World can’t afford India to follow China’s manufacturing model, says Raghuram Rajan

Former RBI Governor Raghuram Rajan has argued for a service-oriented export model for India instead of following that of Chinese manufacturing to grow faster.

In a lecture on globalization and climate change, Rajan focused on the positive impact of the liberalization of services which offers enormous potential for reducing inequalities.

Liberalization of trade in services benefits both industrial and emerging market economies. Since many of these services are weightless, they have little impact on the climate, which benefits climate change mitigation efforts.

“Weightless services also consume little energy on the way to the end consumer, unlike manufactured goods.

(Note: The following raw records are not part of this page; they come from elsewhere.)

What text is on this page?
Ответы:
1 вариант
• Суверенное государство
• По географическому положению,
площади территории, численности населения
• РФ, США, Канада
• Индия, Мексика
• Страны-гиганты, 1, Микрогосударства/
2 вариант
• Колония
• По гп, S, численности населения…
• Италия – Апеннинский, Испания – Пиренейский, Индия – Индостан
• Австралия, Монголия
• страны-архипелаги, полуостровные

Export-led growth in services will be much less harmful to the environment – ​​the world cannot afford to India to go the way of China, even if it was open to it.” said Rajan.

He said liberalizing manufacturing has diminishing returns and is politically tense.

“One of the reasons why industrial countries have downgraded on open borders is that their manufacturing workers have been disproportionately affected by global competition and outsourcing, while service workers have benefited. Both politically and economically, further manufacturing liberalization has diminishing returns.”

He explained that services, unlike manufacturing, can be spread across a country and reduce the pressure on megacities which turn into heat sinks and become increasingly unlivable.

Such a distribution of services away from major cities will increase rural incomes and provide an alternative in the event of loss of agricultural income.

“The production of these services can be distributed across a country. In developing countries, this will reduce the load on large megacities which are becoming heat sinks and increasingly unlivable. It will also generate a source of income and a reliable stock of human capital to seed rural communities that otherwise would not have the economic capacity to survive the loss of agricultural income,” Rajan emphasized.

This isn’t the first time Rajan has spoken about the benefits of a service-driven growth model. In the past, he has warned of the dangers of blindly following a China-led manufacturing growth model. He has said quite often that India needs to focus on spending on education and training its young people to create jobs that will come from services rather than manufacturing.

Rajan also called for careful analysis of the benefits of the Production Linked Incentives (PLI) program to boost manufacturing in the country, as the benefits accrue to large industrial firms rather than small and medium-sized manufacturers.

Rajan isn’t the only one talking about the importance of services-led growth. Renowned economics commentator Swaminathan Aiyar, writing for ET, has argued for a service-driven growth model, saying the future lies in services, not manufacturing. He said India needed to focus not only on services such as IT, but also on education and health, which have been grossly underfunded for years. He is of the view that the overemphasis on manufacturing subsidies will undermine scarce resources for human development.

The PLI program is one of the flagship programs of the Modi government to attract manufacturing to India. Multinationals are keen to diversify their manufacturing base out of China due to strict COVID policies as well as rising costs of doing business in the country.